Jakarta –
Read More : 4 Tim Free Fire Indonesia Amankan Tiket Esports World Cup 2024
Keuangan masih menjadi salah satu kendala bagi usaha mikro, kecil dan menengah (UMKM). Untuk itu Menteri Koperasi dan UKM Bapak Teten Masdouki telah menyelenggarakan program pembayaran pinjaman.
Pak Teten mengatakan, pihaknya membahas proyek tersebut dengan Menteri Keuangan Sri Mulyani Indravati dan Otoritas Jasa Keuangan (OJK) dan diterima semua. Meski OJK sedang menyusun undang-undang untuk melaksanakan proyek ini.
Alhamdulillah progresnya bagus. Alokasi pinjaman kita kemarin kita bicara dengan Menteri Keuangan, kita bicara dengan OJK, dan di OJK juga kita sedang menyiapkan infrastruktur kebijakan yang membuat tujuan pinjaman itu bisa tercapai, kata dia. Teten Di. OJK. Indonesia Clothing Summit 2024, Smesco Indonesia, Jakarta Selatan, China (1/8/2024).
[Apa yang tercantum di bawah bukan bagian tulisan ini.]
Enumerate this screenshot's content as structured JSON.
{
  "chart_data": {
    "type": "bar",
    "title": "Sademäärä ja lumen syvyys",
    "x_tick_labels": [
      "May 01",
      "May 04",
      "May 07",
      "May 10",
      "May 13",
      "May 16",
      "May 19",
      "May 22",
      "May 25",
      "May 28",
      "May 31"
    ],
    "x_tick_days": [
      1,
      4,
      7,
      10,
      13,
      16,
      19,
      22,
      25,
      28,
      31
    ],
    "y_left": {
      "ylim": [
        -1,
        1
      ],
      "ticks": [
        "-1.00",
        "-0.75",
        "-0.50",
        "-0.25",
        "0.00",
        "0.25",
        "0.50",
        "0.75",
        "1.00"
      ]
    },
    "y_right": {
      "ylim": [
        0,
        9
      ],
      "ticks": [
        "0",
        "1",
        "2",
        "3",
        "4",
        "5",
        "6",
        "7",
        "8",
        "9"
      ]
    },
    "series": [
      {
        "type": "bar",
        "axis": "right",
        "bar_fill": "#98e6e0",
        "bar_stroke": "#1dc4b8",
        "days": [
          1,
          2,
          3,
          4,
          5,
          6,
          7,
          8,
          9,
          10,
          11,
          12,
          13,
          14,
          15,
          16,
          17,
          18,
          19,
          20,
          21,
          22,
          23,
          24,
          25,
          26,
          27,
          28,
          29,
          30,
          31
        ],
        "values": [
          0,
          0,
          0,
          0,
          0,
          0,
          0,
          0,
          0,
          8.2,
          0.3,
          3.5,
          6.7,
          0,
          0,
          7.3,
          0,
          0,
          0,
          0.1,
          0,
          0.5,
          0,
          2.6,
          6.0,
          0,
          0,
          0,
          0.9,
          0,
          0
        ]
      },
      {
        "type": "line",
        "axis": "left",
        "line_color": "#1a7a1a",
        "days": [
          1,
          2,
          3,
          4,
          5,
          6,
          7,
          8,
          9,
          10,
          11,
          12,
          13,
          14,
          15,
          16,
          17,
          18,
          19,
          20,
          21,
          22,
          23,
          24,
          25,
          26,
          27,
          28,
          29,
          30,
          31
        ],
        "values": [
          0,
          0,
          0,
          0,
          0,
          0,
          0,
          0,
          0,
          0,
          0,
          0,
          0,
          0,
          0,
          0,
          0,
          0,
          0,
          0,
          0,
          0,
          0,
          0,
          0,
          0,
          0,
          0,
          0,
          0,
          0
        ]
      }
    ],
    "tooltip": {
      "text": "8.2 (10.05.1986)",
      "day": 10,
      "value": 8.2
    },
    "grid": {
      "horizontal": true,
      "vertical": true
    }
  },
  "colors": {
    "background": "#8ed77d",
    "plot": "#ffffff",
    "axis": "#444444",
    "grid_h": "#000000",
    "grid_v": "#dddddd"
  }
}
Dia menjelaskan, proyek ini dilakukan di perbankan, namun jumlahnya kecil. Dengan adanya program ini, kata Pak Teten, ada hal lain yang diawasi seperti telepon dan listrik. Ia berharap dengan penambahan dua data ini, semakin banyak UMKM yang mendapat uang.
“Dengan meminjam pinjaman, berarti ada data lain selain riwayat pinjaman sebelumnya, seperti nomor telepon, data PLN (listrik). Dengan tambahan dua data tersebut, beberapa UMKM bisa mendapatkan pinjaman bank,” dia menjelaskan.
Selain itu, Teten mengatakan, saat ini baru 19% pelaku UMKM yang memiliki akses terhadap pinjaman perbankan. Bahkan, Presiden Joko Widodo (Jokowi) meminta agar 30% UMKM mendapatkan pinjaman bank pada tahun 2024.
Teten menilai tujuan tersebut akan sulit tercapai jika tidak ada perubahan pada sistem keuangan. Untuk itu, pihaknya merekomendasikan credit score untuk diterapkan.
“Kita punya harapan, kita punya, itu ilmu ya karena digunakan di 145 negara. Nah, UMKM harus mulai mencatat, ini juga secara digital, agar nanti mudah membuat rekam jejak digital tentang kesehatan. bisnisnya.”, tambahnya (gbr/gbr).